La voluntad inicial de derogar la reforma laboral del Gobierno de Mariano Rajoy (2012) ha derivado en la iniciativa de reformar los aspectos más lascivos, como la prevalencia de convenios de empresa sobre los sectoriales, la negociación colectiva y las subcontrataciones. Un proceso lento de diálogo entre Gobierno, sindicatos y patronal, donde esta última se resiste bajo el argumento de pérdida de flexibilidad interna y con complicidad desde Bruselas, que insiste en que "cualquier medida que implique derogarla deberá ser cuidadosamente evaluada". A la vez, esta nueva reforma pretende sumar nuevos elementos como la consolidación de los ERTEs para amortiguar las caídas de empleo, así estabilizar y no destruir lugares de trabajo, priorizándolo frente a los despidos, y siendo financiado por un fondo tripartito de Administración, empresas y trabajadoras. Una propuesta que busca flexibilizar el mercado, simplificar trámites burocráticos y reducir la presión de las arcas públicas, pero que a primera vista sigue sin diferenciar las condiciones de las empresas que se acogen. Cada una de estas reformas deberá ser aprobada por Bruselas que, actualmente, ha expresado dudas sobre los paquetes presentados y ha dejado claro que no aceptará una propuesta que no ataje los principales problemas estructurales que arrastra el Estado.

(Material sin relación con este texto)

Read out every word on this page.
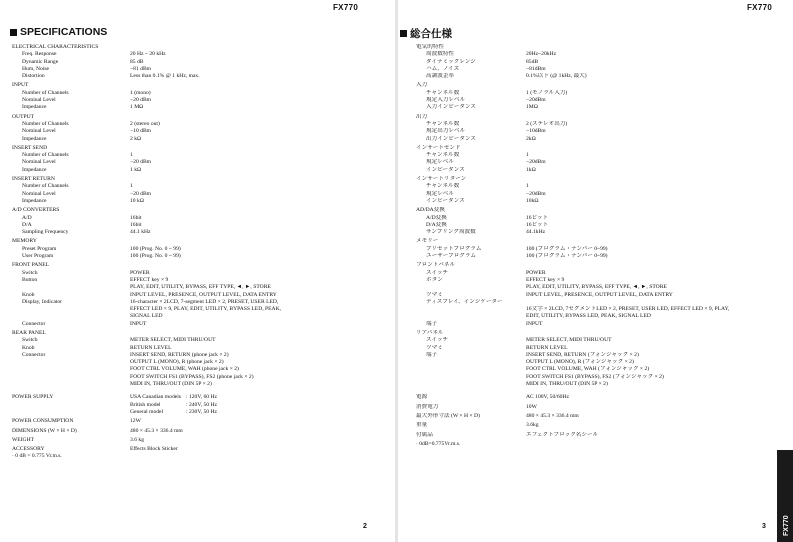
FX770
SPECIFICATIONS
ELECTRICAL CHARACTERISTICS
Freq. Response	20 Hz ~ 20 kHz
Dynamic Range	85 dB
Hum, Noise	−81 dBm
Distortion	Less than 0.1% @ 1 kHz, max.
INPUT
Number of Channels	1 (mono)
Nominal Level	−20 dBm
Impedance	1 MΩ
OUTPUT
Number of Channels	2 (stereo out)
Nominal Level	−10 dBm
Impedance	2 kΩ
INSERT SEND
Number of Channels	1
Nominal Level	−20 dBm
Impedance	1 kΩ
INSERT RETURN
Number of Channels	1
Nominal Level	−20 dBm
Impedance	10 kΩ
A/D CONVERTERS
A/D	16bit
D/A	16bit
Sampling Frequency	44.1 kHz
MEMORY
Preset Program	100 (Prog. No. 0 ~ 99)
User Program	100 (Prog. No. 0 ~ 99)
FRONT PANEL
Switch	POWER
Button	EFFECT key × 9
PLAY, EDIT, UTILITY, BYPASS, EFF TYPE, ◄, ►, STORE
Knob	INPUT LEVEL, PRESENCE, OUTPUT LEVEL, DATA ENTRY
Display, Indicator	16-character × 2LCD, 7-segment LED × 2, PRESET, USER LED,
EFFECT LED × 9, PLAY, EDIT, UTILITY, BYPASS LED, PEAK,
SIGNAL LED
Connector	INPUT
REAR PANEL
Switch	METER SELECT, MIDI THRU/OUT
Knob	RETURN LEVEL
Connector	INSERT SEND, RETURN (phone jack × 2)
OUTPUT L (MONO), R (phone jack × 2)
FOOT CTRL VOLUME, WAH (phone jack × 2)
FOOT SWITCH FS1 (BYPASS), FS2 (phone jack × 2)
MIDI IN, THRU/OUT (DIN 5P × 2)
POWER SUPPLY	USA Canadian models : 120V, 60 Hz
British model	: 240V, 50 Hz
General model	: 230V, 50 Hz
POWER CONSUMPTION	12W
DIMENSIONS (W × H × D)	480 × 45.3 × 336.4 mm
WEIGHT	3.6 kg
ACCESSORY	Effects Block Sticker
· 0 dB = 0.775 Vr.m.s.
2
FX770
総合仕様
電気的特性
周波数特性	20Hz~20kHz
ダイナミックレンジ	85dB
ハム、ノイズ	−81dBm
高調波歪率	0.1%以下 (@ 1kHz, 最大)
入力
チャンネル数	1 (モノラル入力)
規定入力レベル	−20dBm
入力インピーダンス	1MΩ
出力
チャンネル数	2 (ステレオ出力)
規定出力レベル	−10dBm
出力インピーダンス	2kΩ
インサートセンド
チャンネル数	1
規定レベル	−20dBm
インピーダンス	1kΩ
インサートリターン
チャンネル数	1
規定レベル	−20dBm
インピーダンス	10kΩ
AD/DA変換
A/D変換	16ビット
D/A変換	16ビット
サンプリング周波数	44.1kHz
メモリー
プリセットプログラム	100 (プログラム・ナンバー 0~99)
ユーザープログラム	100 (プログラム・ナンバー 0~99)
フロントパネル
スイッチ	POWER
ボタン	EFFECT key × 9
PLAY, EDIT, UTILITY, BYPASS, EFF TYPE, ◄, ►, STORE
ツマミ	INPUT LEVEL, PRESENCE, OUTPUT LEVEL, DATA ENTRY
ディスプレイ、インジケーター
16文字 × 2LCD, 7セグメントLED × 2, PRESET, USER LED, EFFECT LED × 9, PLAY,
EDIT, UTILITY, BYPASS LED, PEAK, SIGNAL LED
端子	INPUT
リアパネル
スイッチ	METER SELECT, MIDI THRU/OUT
ツマミ	RETURN LEVEL
端子	INSERT SEND, RETURN (フォンジャック × 2)
OUTPUT L (MONO), R (フォンジャック × 2)
FOOT CTRL VOLUME, WAH (フォンジャック × 2)
FOOT SWITCH FS1 (BYPASS), FS2 (フォンジャック × 2)
MIDI IN, THRU/OUT (DIN 5P × 2)
電源	AC 100V, 50/60Hz
消費電力	10W
最大外形寸法 (W × H × D)	480 × 45.3 × 336.4 mm
重量	3.6kg
付属品	エフェクトブロック名シール
· 0dB=0.775Vr.m.s.
3 FX770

La conformidad de Bruselas será central en la reforma laboral –y en todas aquellas que vendrán–, y lo será porque si aceptamos los fondos Next Generation EU nos sometemos al escrutinio de Bruselas. Los fondos y las reformas van de la mano. Esto nos posiciona de nuevo al son de la Unión Europea, de un model privatizador y austericida, donde atajar problemas estructurales no sitúa a las personas y sus necesidades en el centro, sino las del mercado. Y no, necesitamos repensar el mercado laboral y hacerlo desde la aspiración de que "ya es hora de tener una vida". Dar un giro a nuestra concepción de trabajo, de la producción a la reproducción; plantear las necesidades que tenemos como trabajadoras, hablar de rendas básicas universales que desplacen el valor a la vida digna y ser capaces de diseñar un modelo laboral estable, que distribuya el trabajo y avance hacia la reducción de la jornada laboral.
Por esto, necesitamos cofinanciar la recuperación a través de otros mecanismos, más allá de los fondos Next Generation EU. Las condicionalidades que acompañan la financiación europea pesaran en las políticas de los próximos años y suponen un riesgo para las soberanías nacionales. Es fundamental negociar y presionar para que las ayudas no vayan ligadas al recorte de gasto público ni a la obligación de implementar reformas profundas, y que, en todo caso, su llegada sea acompañadas de cambios legislativos para una fiscalidad justa con perspectiva ecosocial. Hay que exigir la realización de auditorías ciudadanas de la deuda pública y el no pago de la deuda ilegítima. En definitiva, queremos salir de esta crisis sin perder más derechos, sin estar cada vez más precarizadas, porque nos jugamos nuestras vidas, tiempos y futuros.